Property expert Ruaraidh Adams-Cairns explains the process of completing an independent property valuation during divorce
I understand, from working with clients during family breakdown for 20 years, that the process of divorce can be confusing and overwhelming. I believe that information can help: the more clients know about how things work, the easier it is to understand or at least not worry about one part of the system. I am often asked about how I go about valuing a property, or properties, and I hope this short blog can give a flavor of how I work in the collaborative process and outside it.
The first stage is go to the property and inspect it. In doing so, I will measure up and photograph it, checking its physical condition and how it presents to me as a valuer, and to a potential purchaser. This is all about getting to know the property physically, getting a sense of it and understanding its situation and context. Once back in the office, I’ll check the Land Registry to find out how it is owned and when it was last sold, or go through the deeds if it’s not registered, and check its full history. This means also looking at whether there have been any planning applications and what they have been for.
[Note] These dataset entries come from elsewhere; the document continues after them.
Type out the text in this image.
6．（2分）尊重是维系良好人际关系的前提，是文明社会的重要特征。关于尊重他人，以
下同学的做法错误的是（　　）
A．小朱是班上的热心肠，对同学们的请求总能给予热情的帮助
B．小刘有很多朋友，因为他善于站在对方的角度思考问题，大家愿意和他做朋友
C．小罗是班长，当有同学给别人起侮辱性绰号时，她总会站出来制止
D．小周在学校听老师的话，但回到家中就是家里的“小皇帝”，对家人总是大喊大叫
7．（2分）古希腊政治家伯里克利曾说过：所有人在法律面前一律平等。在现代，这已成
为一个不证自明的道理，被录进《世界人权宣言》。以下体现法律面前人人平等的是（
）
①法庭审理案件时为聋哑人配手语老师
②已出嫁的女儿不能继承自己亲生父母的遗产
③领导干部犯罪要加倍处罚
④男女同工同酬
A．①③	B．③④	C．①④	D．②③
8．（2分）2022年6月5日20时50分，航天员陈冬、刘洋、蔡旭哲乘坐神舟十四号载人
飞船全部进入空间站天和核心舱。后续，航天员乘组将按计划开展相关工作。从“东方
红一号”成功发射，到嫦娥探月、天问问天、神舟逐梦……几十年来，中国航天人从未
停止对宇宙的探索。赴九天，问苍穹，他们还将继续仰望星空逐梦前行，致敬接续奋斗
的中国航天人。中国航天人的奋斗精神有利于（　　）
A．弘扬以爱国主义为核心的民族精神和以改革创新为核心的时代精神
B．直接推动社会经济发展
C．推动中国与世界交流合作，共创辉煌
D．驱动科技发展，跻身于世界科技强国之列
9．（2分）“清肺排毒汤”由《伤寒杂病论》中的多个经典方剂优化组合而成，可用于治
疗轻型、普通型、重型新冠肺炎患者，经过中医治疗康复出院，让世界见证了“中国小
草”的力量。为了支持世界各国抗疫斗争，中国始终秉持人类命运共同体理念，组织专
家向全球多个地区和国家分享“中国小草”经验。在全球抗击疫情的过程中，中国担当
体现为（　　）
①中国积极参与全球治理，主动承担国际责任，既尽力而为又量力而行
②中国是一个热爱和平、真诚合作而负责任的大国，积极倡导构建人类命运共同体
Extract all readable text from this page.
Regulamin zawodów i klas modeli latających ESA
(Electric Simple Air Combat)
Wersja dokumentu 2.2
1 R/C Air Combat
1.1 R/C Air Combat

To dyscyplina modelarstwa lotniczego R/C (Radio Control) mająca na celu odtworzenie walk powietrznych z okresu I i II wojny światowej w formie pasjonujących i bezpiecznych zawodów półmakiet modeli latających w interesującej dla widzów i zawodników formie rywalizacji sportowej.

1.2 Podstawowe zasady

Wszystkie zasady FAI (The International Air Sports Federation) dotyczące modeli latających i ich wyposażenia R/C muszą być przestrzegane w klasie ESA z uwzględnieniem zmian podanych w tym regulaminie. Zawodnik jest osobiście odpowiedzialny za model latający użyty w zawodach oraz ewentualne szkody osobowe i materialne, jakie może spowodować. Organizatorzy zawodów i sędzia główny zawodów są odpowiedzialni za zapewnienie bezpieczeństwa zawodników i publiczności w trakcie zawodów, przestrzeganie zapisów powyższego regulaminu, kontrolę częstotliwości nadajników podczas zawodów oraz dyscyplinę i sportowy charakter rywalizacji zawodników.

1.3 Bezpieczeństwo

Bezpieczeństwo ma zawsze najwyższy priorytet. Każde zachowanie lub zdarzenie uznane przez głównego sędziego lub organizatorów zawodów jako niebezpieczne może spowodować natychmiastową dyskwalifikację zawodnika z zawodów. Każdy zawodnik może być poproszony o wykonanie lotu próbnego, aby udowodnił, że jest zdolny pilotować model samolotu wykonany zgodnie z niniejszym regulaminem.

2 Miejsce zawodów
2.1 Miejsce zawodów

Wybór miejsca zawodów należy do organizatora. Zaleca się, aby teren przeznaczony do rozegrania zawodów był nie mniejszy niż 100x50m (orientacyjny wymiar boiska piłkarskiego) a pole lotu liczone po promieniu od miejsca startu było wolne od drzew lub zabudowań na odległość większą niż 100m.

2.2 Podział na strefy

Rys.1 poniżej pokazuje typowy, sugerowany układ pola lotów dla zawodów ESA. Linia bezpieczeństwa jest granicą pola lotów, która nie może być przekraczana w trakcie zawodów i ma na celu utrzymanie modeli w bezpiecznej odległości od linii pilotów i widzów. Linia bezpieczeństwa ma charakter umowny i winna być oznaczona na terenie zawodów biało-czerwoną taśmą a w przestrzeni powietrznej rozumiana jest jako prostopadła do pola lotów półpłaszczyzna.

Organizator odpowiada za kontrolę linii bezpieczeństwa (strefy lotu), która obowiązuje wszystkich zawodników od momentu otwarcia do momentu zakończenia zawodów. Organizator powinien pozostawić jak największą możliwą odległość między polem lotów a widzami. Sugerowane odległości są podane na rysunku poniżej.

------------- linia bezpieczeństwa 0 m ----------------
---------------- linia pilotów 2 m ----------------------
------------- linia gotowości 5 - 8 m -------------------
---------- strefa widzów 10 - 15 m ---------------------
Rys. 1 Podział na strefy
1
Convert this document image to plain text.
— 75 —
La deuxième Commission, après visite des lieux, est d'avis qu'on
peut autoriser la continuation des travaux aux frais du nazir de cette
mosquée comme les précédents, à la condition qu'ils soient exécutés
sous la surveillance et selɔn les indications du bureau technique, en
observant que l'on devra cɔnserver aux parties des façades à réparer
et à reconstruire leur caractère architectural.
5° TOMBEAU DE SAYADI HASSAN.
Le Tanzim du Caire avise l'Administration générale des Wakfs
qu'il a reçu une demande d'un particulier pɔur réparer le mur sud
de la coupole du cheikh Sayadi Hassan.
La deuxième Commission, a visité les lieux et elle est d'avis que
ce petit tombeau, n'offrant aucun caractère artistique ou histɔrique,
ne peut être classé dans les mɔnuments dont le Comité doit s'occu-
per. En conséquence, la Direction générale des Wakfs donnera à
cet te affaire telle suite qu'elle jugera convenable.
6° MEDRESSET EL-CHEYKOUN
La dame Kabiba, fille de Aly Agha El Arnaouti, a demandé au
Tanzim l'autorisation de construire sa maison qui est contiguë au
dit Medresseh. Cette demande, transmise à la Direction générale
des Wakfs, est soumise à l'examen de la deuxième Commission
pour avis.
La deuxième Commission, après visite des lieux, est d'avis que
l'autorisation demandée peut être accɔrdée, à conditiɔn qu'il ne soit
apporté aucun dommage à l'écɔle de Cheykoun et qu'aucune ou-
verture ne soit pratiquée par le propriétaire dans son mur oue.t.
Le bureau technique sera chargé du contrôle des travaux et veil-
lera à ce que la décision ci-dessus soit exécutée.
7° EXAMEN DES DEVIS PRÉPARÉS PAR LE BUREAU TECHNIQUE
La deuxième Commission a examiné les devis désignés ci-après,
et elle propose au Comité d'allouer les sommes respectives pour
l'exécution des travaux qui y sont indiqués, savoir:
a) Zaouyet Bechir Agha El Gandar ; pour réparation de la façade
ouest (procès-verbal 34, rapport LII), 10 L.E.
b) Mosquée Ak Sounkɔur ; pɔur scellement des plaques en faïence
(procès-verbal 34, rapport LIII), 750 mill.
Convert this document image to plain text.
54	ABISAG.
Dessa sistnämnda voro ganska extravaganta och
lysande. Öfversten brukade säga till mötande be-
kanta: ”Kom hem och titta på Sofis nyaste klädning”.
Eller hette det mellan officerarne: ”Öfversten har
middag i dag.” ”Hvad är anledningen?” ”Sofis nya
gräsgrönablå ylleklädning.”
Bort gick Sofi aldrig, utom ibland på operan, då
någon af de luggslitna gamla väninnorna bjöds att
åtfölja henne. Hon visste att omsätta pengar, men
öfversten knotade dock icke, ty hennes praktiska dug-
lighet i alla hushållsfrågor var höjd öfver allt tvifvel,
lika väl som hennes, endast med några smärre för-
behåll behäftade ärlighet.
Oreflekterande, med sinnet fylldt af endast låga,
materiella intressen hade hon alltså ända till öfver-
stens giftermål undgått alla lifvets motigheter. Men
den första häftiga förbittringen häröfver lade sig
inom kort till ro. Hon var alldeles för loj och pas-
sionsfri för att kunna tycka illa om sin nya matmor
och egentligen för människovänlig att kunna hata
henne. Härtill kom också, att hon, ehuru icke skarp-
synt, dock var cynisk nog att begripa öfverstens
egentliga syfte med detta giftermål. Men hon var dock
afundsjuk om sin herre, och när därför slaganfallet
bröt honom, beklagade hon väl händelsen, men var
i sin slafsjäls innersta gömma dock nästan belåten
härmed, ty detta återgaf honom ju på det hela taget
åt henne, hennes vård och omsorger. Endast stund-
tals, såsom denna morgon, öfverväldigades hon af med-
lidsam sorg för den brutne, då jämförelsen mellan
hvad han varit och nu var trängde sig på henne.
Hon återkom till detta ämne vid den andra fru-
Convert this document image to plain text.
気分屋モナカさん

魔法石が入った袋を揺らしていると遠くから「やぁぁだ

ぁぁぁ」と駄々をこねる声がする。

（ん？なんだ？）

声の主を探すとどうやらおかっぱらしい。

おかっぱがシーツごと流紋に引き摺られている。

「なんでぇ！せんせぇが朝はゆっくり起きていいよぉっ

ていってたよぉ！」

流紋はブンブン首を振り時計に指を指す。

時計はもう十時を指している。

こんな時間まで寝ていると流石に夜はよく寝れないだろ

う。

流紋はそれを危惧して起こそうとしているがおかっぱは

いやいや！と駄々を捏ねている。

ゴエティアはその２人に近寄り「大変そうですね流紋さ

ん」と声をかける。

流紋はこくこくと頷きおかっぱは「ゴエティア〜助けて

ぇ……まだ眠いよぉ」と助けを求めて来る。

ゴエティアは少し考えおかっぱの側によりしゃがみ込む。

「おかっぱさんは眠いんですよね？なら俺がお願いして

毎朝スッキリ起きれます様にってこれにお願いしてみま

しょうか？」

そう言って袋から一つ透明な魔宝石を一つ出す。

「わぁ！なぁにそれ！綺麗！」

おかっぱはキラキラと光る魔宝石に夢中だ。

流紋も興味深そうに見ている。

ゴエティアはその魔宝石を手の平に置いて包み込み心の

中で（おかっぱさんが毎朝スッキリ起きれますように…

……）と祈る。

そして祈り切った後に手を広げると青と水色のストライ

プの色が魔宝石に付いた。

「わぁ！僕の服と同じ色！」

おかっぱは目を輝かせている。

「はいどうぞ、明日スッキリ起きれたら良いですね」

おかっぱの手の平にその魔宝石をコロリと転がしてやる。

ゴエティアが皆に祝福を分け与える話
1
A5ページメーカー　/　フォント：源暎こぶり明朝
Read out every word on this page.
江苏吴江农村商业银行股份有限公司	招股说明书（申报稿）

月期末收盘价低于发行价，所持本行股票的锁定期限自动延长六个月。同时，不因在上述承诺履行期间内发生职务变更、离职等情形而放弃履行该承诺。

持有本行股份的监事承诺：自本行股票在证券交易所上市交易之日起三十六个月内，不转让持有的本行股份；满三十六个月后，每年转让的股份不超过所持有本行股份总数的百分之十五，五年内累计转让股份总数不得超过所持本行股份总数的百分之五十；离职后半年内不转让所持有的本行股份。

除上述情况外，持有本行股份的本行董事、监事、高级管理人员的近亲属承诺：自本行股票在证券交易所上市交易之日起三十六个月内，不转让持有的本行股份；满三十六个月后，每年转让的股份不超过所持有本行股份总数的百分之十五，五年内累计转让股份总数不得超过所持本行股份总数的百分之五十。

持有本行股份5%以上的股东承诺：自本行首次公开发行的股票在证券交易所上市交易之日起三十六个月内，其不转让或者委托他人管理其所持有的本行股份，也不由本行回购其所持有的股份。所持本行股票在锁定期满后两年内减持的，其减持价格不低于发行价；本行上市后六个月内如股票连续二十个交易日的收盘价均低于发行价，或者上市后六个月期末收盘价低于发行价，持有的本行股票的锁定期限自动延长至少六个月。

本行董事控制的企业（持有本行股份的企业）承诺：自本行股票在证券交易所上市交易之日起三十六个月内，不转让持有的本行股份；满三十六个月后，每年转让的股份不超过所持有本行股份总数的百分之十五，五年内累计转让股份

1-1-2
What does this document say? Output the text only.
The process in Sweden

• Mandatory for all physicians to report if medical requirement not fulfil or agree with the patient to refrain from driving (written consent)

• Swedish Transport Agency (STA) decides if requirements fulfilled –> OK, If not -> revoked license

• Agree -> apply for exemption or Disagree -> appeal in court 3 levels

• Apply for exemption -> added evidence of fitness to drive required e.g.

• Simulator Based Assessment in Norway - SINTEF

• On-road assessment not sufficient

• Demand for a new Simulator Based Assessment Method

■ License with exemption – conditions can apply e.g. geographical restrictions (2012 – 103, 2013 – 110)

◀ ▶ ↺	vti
After that, I’ll look around for similar properties in the market, and compare them to see what light they shed on the valuation and talk to agents in the area. The last stage in the process is to put all of these things together into a report, which I submit to the instructing solicitors.
There are inherent difficulties with property valuations. My opinion is just an opinion – one that is formed through settled process, experience and the cultivation of expertise, but an opinion nonetheless, and necessarily subjective. Different people, whether valuers or prospective buyers, may take a different view. The other major difficulty is that the property market is constantly shifting and evolving. It never stays still. A valuation is indisputably a snapshot taken at a certain time that needs to be reconsidered frequently if it is to remain up to date.
Considering these problems with the valuation exercise, clients often consider the short cut of obtaining marketing appraisals from estate agents. There’s no doubt that this is cheaper – even free – however, it is not without significant risk. Estate agents usually pitch their appraisals above market value, and sadly it is not unknown for client to seek to mislead or influence local estate agents in order to acquire a valuation at a level that suits them. Indeed, when working as a single joint expert where I am presenting an independent report to both sides, problems often occur when estate agents have given unrealistic expectations to one of the clients. My role is to give a realistic value, without any influence from either side.
In the collaborative setting when I am asked to prepare a valuation report for clients, we have the opportunity to discuss these problems and the issues with estate agents’ views in a meeting, so that everyone is directly involved and can ask questions until they have sufficient understanding. I am also able to give an insight into the robustness of the valuation, which can vary from property to property and from time to time. We have the opportunity to investigate any “special value” which a property may have to both clients or either of them, which might affect the way a settlement is structured. These discussions inevitably help the collaborative lawyers and their clients better understand their property needs going forward, and contribute to a lasting and practical resolution of financial matters.
Property valuation is not an exact science, but experienced valuers can contribute significantly to a discussion on resources and future needs. It is most productive to do this in the context of collaborative practice, and I commend this approach to those considering how to resolve matters arising on relationship breakdown.